However, while it is undisputed that I was not ‘emotionally-distant’ from the research, I did not always neatly fit the insider position. My experience reflects those expressed by an array of scholars who have criticized the insider-outsider binary as providing an essentialized, one-dimensional view of research positionality (Bridges, 2001; Bukamal, 2022; Chhabra, 2020; Collet, 2008; De Andrade, 2000; Dwyer & Buckle, 2009; Ergun & Erdemir, 2010; Fine, 1994; Kerr & Sturm, 2019; Kerstetter, 2012; Mason-Bish, 2018; Mullings, 1999; Wagle & Cantaffa, 2008; Zou, 2023).Understanding research positionality through the insider-outsider dichotomy incorrectly “freezes it in place and assumes that being an insider or outsider is a fixed attribute” (Mullings, 1999, p. 340). Such thinking “misses the nuances, oscillations, dissonances, and paradoxes” of identity which take place across the research process (Kerr & Sturm, 2019, p. 1144).

It is now widely recognized that researchers embody multiple positionalities (Ryan, 2015), also conceptualized as ‘third positions’ (Carling et al., 2014; Irgil, 2021), or ‘in-between spaces’ (Dwyer & Buckle, 2009). According to these conceptualisations, insiderness and outsiderness are not mutually exclusive but rather, coexist simultaneously (Dowling, 2000). Positionality is therefore a contingent, complex, and unstable aspect of researcher identity (Bridges, 2001; Bukamal, 2022; Chhabra, 2020; Dwyer & Buckle, 2009; Ergun & Erdemir, 2010; Irgil, 2021; Kerr & Sturm, 2019; Suffla et al., 2015). In accordance with Chavez (2008, p. 477) a “…researcher can experience various degrees of insiderness and outsiderness given how she/he is socially situated to (and by) participants during the research process”. Given this, researchers now have an even greater ethical and moral responsibility to consider how their social locations impact on the process and outcomes of their research (Dwyer & Buckle, 2009; Kerstetter, 2012).

Research(er) reflexivity and the ‘dual imperative’

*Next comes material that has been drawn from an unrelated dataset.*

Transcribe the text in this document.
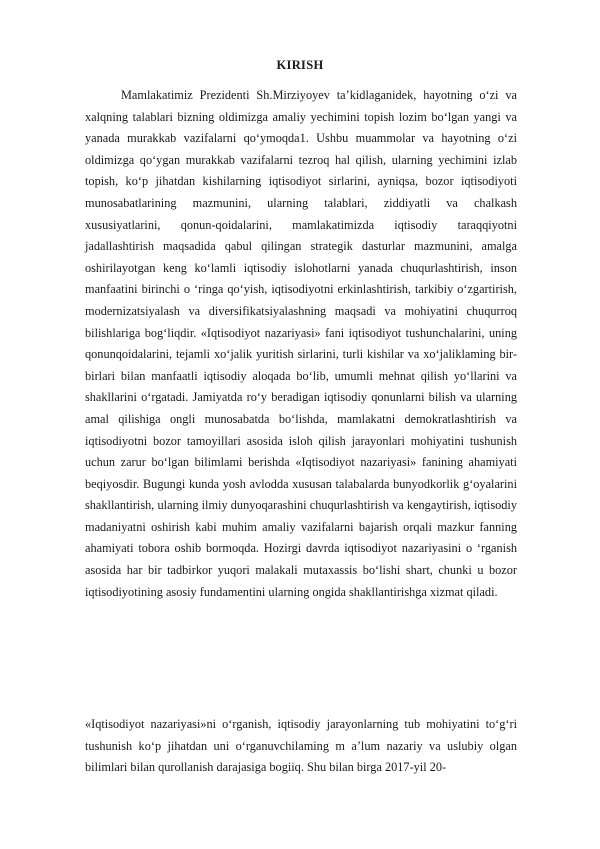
KIRISH

Mamlakatimiz Prezidenti Sh.Mirziyoyev ta’kidlaganidek, hayotning o‘zi va xalqning talablari bizning oldimizga amaliy yechimini topish lozim bo‘lgan yangi va yanada murakkab vazifalarni qo‘ymoqda1. Ushbu muammolar va hayotning o‘zi oldimizga qo‘ygan murakkab vazifalarni tezroq hal qilish, ularning yechimini izlab topish, ko‘p jihatdan kishilarning iqtisodiyot sirlarini, ayniqsa, bozor iqtisodiyoti munosabatlarining mazmunini, ularning talablari, ziddiyatli va chalkash xususiyatlarini, qonun-qoidalarini, mamlakatimizda iqtisodiy taraqqiyotni jadallashtirish maqsadida qabul qilingan strategik dasturlar mazmunini, amalga oshirilayotgan keng ko‘lamli iqtisodiy islohotlarni yanada chuqurlashtirish, inson manfaatini birinchi o ‘ringa qo‘yish, iqtisodiyotni erkinlashtirish, tarkibiy o‘zgartirish, modernizatsiyalash va diversifikatsiyalashning maqsadi va mohiyatini chuqurroq bilishlariga bog‘liqdir. «Iqtisodiyot nazariyasi» fani iqtisodiyot tushunchalarini, uning qonunqoidalarini, tejamli xo‘jalik yuritish sirlarini, turli kishilar va xo‘jaliklaming bir-birlari bilan manfaatli iqtisodiy aloqada bo‘lib, umumli mehnat qilish yo‘llarini va shakllarini o‘rgatadi. Jamiyatda ro‘y beradigan iqtisodiy qonunlarni bilish va ularning amal qilishiga ongli munosabatda bo‘lishda, mamlakatni demokratlashtirish va iqtisodiyotni bozor tamoyillari asosida isloh qilish jarayonlari mohiyatini tushunish uchun zarur bo‘lgan bilimlami berishda «Iqtisodiyot nazariyasi» fanining ahamiyati beqiyosdir. Bugungi kunda yosh avlodda xususan talabalarda bunyodkorlik g‘oyalarini shakllantirish, ularning ilmiy dunyoqarashini chuqurlashtirish va kengaytirish, iqtisodiy madaniyatni oshirish kabi muhim amaliy vazifalarni bajarish orqali mazkur fanning ahamiyati tobora oshib bormoqda. Hozirgi davrda iqtisodiyot nazariyasini o ‘rganish asosida har bir tadbirkor yuqori malakali mutaxassis bo‘lishi shart, chunki u bozor iqtisodiyotining asosiy fundamentini ularning ongida shakllantirishga xizmat qiladi.

«Iqtisodiyot nazariyasi»ni o‘rganish, iqtisodiy jarayonlarning tub mohiyatini to‘g‘ri tushunish ko‘p jihatdan uni o‘rganuvchilaming m a’lum nazariy va uslubiy olgan bilimlari bilan qurollanish darajasiga bogiiq. Shu bilan birga 2017-yil 20-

Reflexivity can be characterized as the process encouraging researcher self-awareness of identity and habitus when conducting research (Borg et al., 2012; Bourdieu, 2003; Lumsden et al., 2019; Manderson et al., 2006). Such a process is particularly integral in qualitative research, as it accentuates that experience is never ‘raw’, but is embedded in a social web of interpretation and re-interpretation, placing emphasis on the ways in which particular ways of seeing and thinking are constructed (Silverman, 2011). To be reflexive, researchers are called to announce and scrutinize their complex positions and explore the effects that their own experiences might impose on the research (Bourdieu, 2003; Kenway & McLeod, 2004). It is within such scrutinisation where the relationship between positionality and reflexivity becomes evident (Borg et al., 2012; Bukamal, 2022; Fries, 2009; Lumsden et al., 2019; Manderson et al., 2006). Positionality is an increasingly important aspect of reflexivity. In many ways, they are two sides of the same coin; any reflexive researcher must be aware of their positionality in relation to both the research object and process.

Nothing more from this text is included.